On the 27th we decided to drive to Montpelier VT and visit the Cabot Creamery along the way. US2 was completely closed and the state routes we took to get to Montpelier were barely open. The rain had caused dramatic problems with streets and driveways, many of which looked as if they would take days to fix enough for people to just get out of their driveways. The Cabot Creamery was open but not actively making cheese as they had had no power until the middle of the night. When we finally got to Montpelier, many restaurants and shops were closed to business but their doors were open to get the flood waters from the Winooski River out of the stores and basements. All the roads were a mess. One of the “Road Work Ahead” signs had covered up the “Ahead” and put “Everywhere” in its place.
Our guide, Liz, and Saint-Gaudens' bas relief of Col. Shaw |
Augustus Saint-Gaudens home, Aspet |
One of the hundreds of flowers in bloom |
Saint-Gaudens' home is in Cornish, NH, was built in 1800 and extensively remodeled by him and his wife. It and the grounds are, as you might suspect, stunning. He called it “Aspet,” and summered there from 1885 to 1900 and lived full-time there after that until his death in 1907. During his life the grounds included (but do no longer, unfortunately) a swimming pool, bowling green(!), and nine-hole golf course. Throughout his working life he collaborated with many landscape designers and leading architects, including his friend, Stanford White, to enhance his sculptures with equally beautiful and unique settings for them. We took several tours while we were at the Saint-Gaudens National Historic Site including his home as it was in 1900 and tour of his art that graces the grounds.

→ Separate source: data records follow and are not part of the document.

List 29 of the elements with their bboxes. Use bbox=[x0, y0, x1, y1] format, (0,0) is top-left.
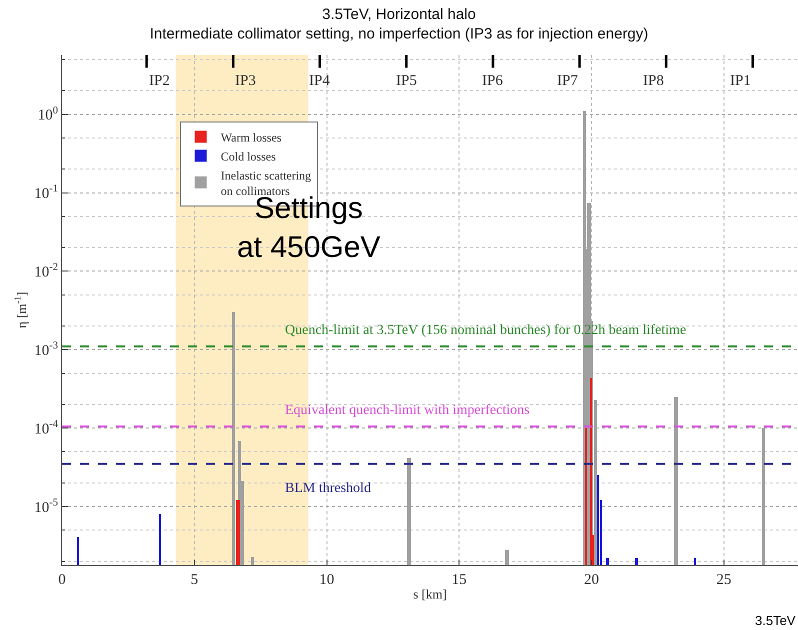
y-tick-label: 10$^{-2}$ bbox=[34, 262, 58, 280]
chart-title: 3.5TeV, Horizontal halo bbox=[322, 6, 476, 23]
x-tick-label: 5 bbox=[190, 572, 198, 588]
x-tick-label: 20 bbox=[584, 572, 599, 588]
y-tick-label: 10$^{0}$ bbox=[38, 105, 58, 124]
chart-subtitle: Intermediate collimator setting, no imperfection (IP3 as for injection energy) bbox=[150, 25, 648, 42]
ref-line-label: BLM threshold bbox=[285, 481, 371, 496]
annotation: IP8 bbox=[643, 73, 664, 89]
x-tick-label: 10 bbox=[319, 572, 334, 588]
x-tick-label: 0 bbox=[58, 572, 66, 588]
y-tick-label: 10$^{-3}$ bbox=[34, 340, 58, 359]
text: 3.5TeV bbox=[755, 613, 796, 628]
y-tick-label: 10$^{-4}$ bbox=[34, 419, 59, 438]
x-tick-label: 15 bbox=[452, 572, 467, 588]
annotation: IP6 bbox=[482, 73, 504, 89]
annotation: IP7 bbox=[557, 73, 578, 89]
ref-line-label: Quench-limit at 3.5TeV (156 nominal bunches) for 0.22h beam lifetime bbox=[285, 323, 686, 338]
y-tick-label: 10$^{-5}$ bbox=[34, 498, 58, 516]
x-tick-label: 25 bbox=[716, 572, 732, 588]
annotation: IP3 bbox=[235, 73, 256, 89]
x-axis-title: s [km] bbox=[413, 586, 447, 602]
annotation: IP4 bbox=[309, 73, 330, 89]
annotation: IP5 bbox=[396, 73, 417, 89]
y-tick-label: 10$^{-1}$ bbox=[34, 184, 58, 202]
annotation: IP2 bbox=[149, 73, 170, 89]
annotation: IP1 bbox=[730, 73, 751, 89]
legend-label: Warm losses bbox=[220, 130, 282, 144]
ref-line-label: Equivalent quench-limit with imperfections bbox=[285, 403, 530, 418]
legend-label: Cold losses bbox=[220, 149, 276, 164]
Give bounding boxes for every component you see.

We’ve spent a lot of time touring New Hampshire looking for covered bridges. They are really big on covered bridges in NH! There are whole maps devoted to covered bridges. Some are drivable, some are walkable, and some are so fragile that we could only look at them. They come in many different designs and suspensions and really are quite beautiful. More so when it’s sunny, of course, but we take what we can get!